Very nice - thanks for sharing.


----------



## riverie

very cool knives and great photography !!!


----------



## kalaeb

Beautiful knives and great photos. Thanks for posting.


----------



## The Edge

Very nice knives, and love the photography!!


----------



## Johnny.B.Good

Pictures are very well done (great props).

I love the pattern on that little santoku.

Thanks for sharing with us!


----------



## Micioarch

I'm really happy you like the photos, it was really fun to make them and it's a pleasure to share with you. 
The first photos are like a comparison of the knife pattern with the work of Gianbattista Piranesi an Italian architect and engraver born in the XVIII century 
(comparison between two art pieces).

In response to zitangy question about the maintain, for the yoshikane I use a yaginoshima (japanese natural stone also from Maxim) and after uchigomori fingerstones. 
To maintanin the azai is more difficult, I can just sharpen the microbevel, because the damast pattern is 3d and for now I don't wont to change it's look.
I'm not the best person to ask about the knives maintain.


----------



## Hattorichop

What is that green hunk of glass under the yoshikane?


----------



## zitangy

Hattorichop said:


> What is that green hunk of glass under the yoshikane?
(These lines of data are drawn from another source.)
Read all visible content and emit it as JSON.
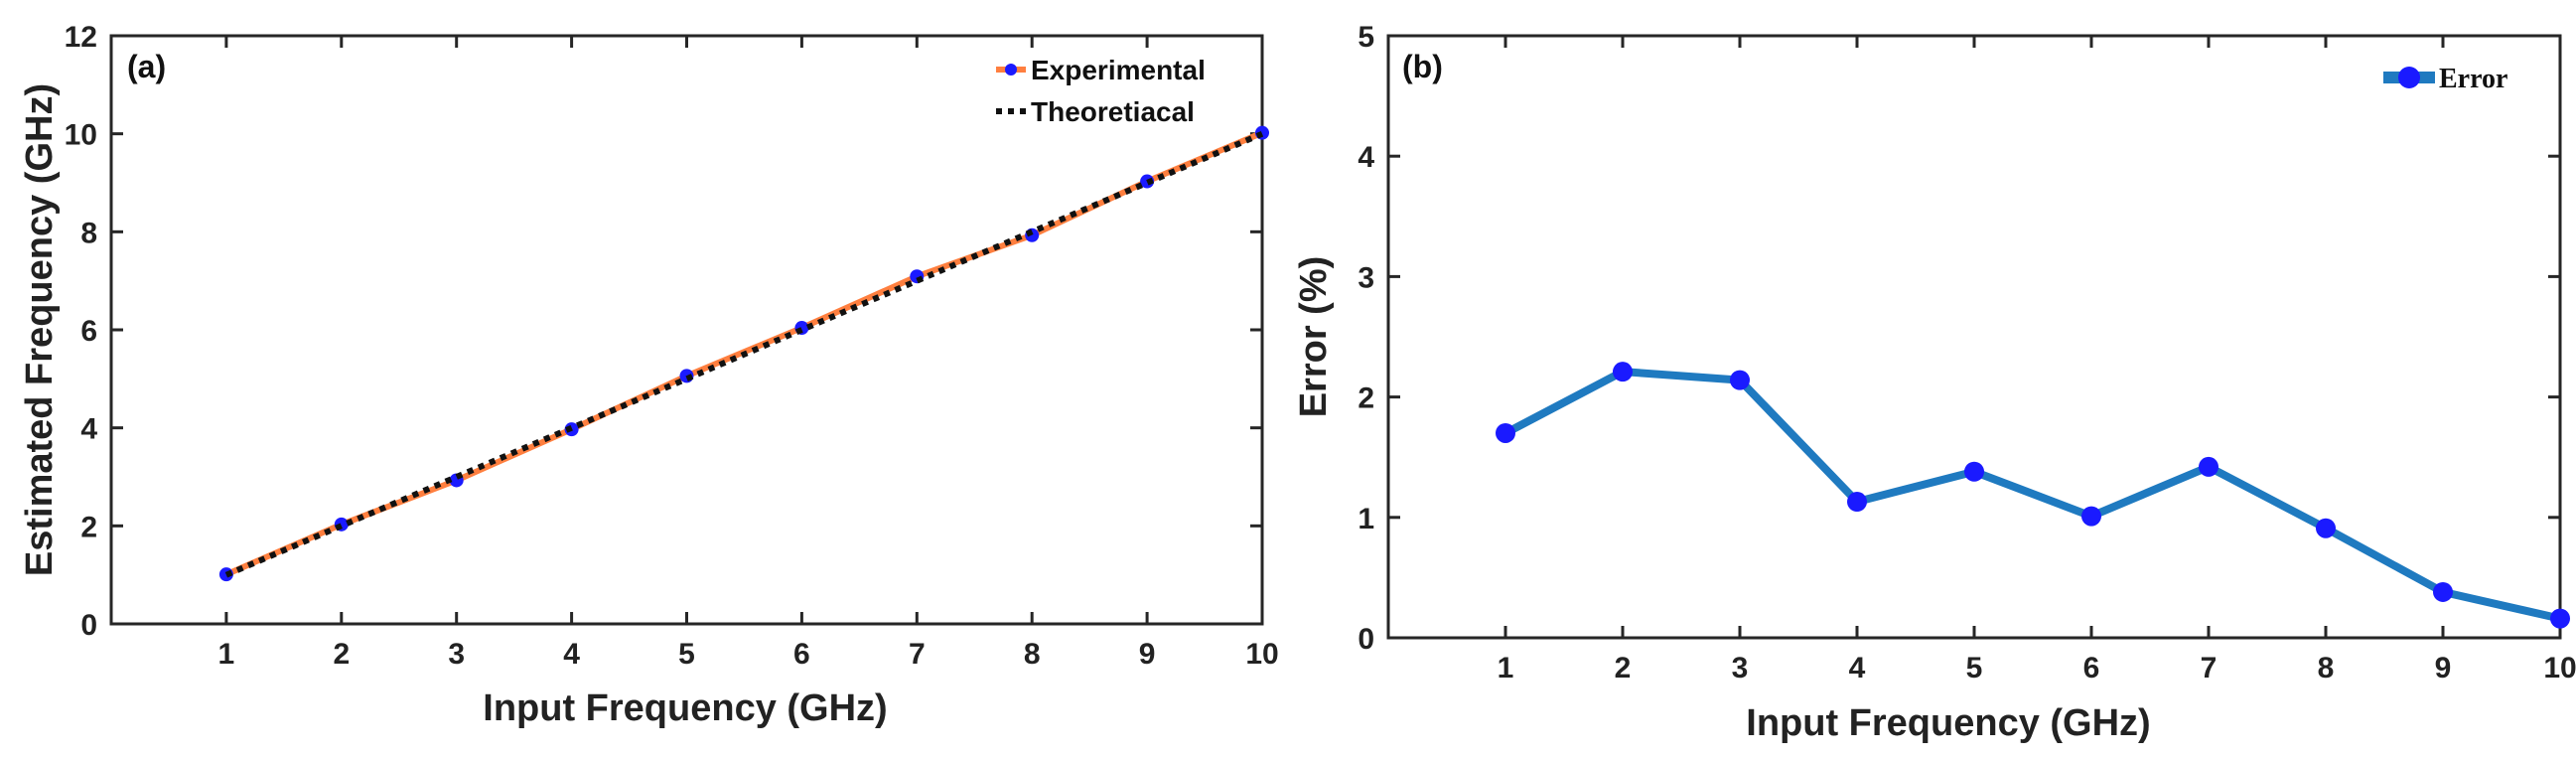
{
  "chart_data": [
    {
      "type": "line",
      "panel_label": "(a)",
      "xlabel": "Input Frequency (GHz)",
      "ylabel": "Estimated Frequency (GHz)",
      "xlim": [
        0,
        10
      ],
      "ylim": [
        0,
        12
      ],
      "x_ticks": [
        1,
        2,
        3,
        4,
        5,
        6,
        7,
        8,
        9,
        10
      ],
      "y_ticks": [
        0,
        2,
        4,
        6,
        8,
        10,
        12
      ],
      "grid": false,
      "legend_position": "top-right",
      "series": [
        {
          "name": "Experimental",
          "line_color": "#ff7f3f",
          "marker_color": "#1a1aff",
          "style": "solid-with-markers",
          "x": [
            1,
            2,
            3,
            4,
            5,
            6,
            7,
            8,
            9,
            10
          ],
          "values": [
            1.01,
            2.03,
            2.93,
            3.97,
            5.06,
            6.04,
            7.09,
            7.93,
            9.03,
            10.02
          ]
        },
        {
          "name": "Theoretiacal",
          "line_color": "#111111",
          "style": "dotted",
          "x": [
            1,
            2,
            3,
            4,
            5,
            6,
            7,
            8,
            9,
            10
          ],
          "values": [
            1,
            2,
            3,
            4,
            5,
            6,
            7,
            8,
            9,
            10
          ]
        }
      ]
    },
    {
      "type": "line",
      "panel_label": "(b)",
      "xlabel": "Input Frequency (GHz)",
      "ylabel": "Error  (%)",
      "xlim": [
        0,
        10
      ],
      "ylim": [
        0,
        5
      ],
      "x_ticks": [
        1,
        2,
        3,
        4,
        5,
        6,
        7,
        8,
        9,
        10
      ],
      "y_ticks": [
        0,
        1,
        2,
        3,
        4,
        5
      ],
      "grid": false,
      "legend_position": "top-right",
      "series": [
        {
          "name": "Error",
          "line_color": "#1f7ac0",
          "marker_color": "#1a1aff",
          "style": "solid-with-markers",
          "x": [
            1,
            2,
            3,
            4,
            5,
            6,
            7,
            8,
            9,
            10
          ],
          "values": [
            1.7,
            2.21,
            2.14,
            1.13,
            1.38,
            1.01,
            1.42,
            0.91,
            0.38,
            0.16
          ]
        }
      ]
    }
  ]
}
A stem of a vegetable, i believe..

d


----------



## Micioarch

It's a green hunk of glass, it's a piece of waste material recovered during a visit to a glass factory of Murano, Venice.
Outside of the kiln where they shape the glass there are big tanks with all the failure or the waste material.
I remember there was a rock of glass of 50-60cm with all different color and it was really beautiful, seemed something natural and
if I had the chance I would be brought it home, but it was too sharp and above all really heavy.
If you go to Venice (if you have time) it's worth to visit a glass factory of Murano.


----------



## sel1k1

Great pics. I like your santoku. I have a gyuto.


----------



## Deckhand

Thanks for the photos. Very nice knives. I see people still ask about the glass always a hit.


----------



## Micioarch

After seeing some really nice picture I decided to upload some picture myself.

Higonokami from Citadel Cambodia maker carbon steel not specified, it's really nice but arrived chipped, I had to repair it and to put inside a smole peace of wood to prevent more damage.





















Yoshikane Santoku 200mm Carbon steel V2, an amazing knife, a beauty and a performer


----------



## Micioarch

Here the Azai Santoku reapaired and polished to shigefusa finish by Maksim really e great job. I tried to make the best picture, to show the quility of his work, you can see all the stright line and the contrast of the damascus is incredible. It's even better than the original finish , at the beginning of this post you can find the original finish


----------



## Micioarch

My leatest buy a 207 mm Shigefusa Kitaeji Santoku - it's really an amazing knife


----------



## don

beautiful, nice acquisition.


----------



## Micioarch

Here some picture of two Marko knife and one Devin all in AEB-L, both gyuto are 225cm




[/URL][/IMG]


----------



## mikedtran

Beautiful knives! I have to ask where did you get that cutting board, I really want one =)


----------



## Micioarch

The cutting board is from Indonesia, it's suar wood - rain tree. For it's dimension is quite light, I'll post some more picture.


----------



## Johnny.B.Good

This thread always tempts me to buy a Yoshikane SLD. 

What are you using to photograph your collection? Artfully done.

Thank you for sharing with us!


----------



## Micioarch

The Yoshikane SLD is amazing but my suggestion is the v2 version, till now my favourite knife for balance finish and performance.

I use a Nikon D80 with a tripod.


----------



## Johnny.B.Good

It's the look of the SLD that attracts me.


----------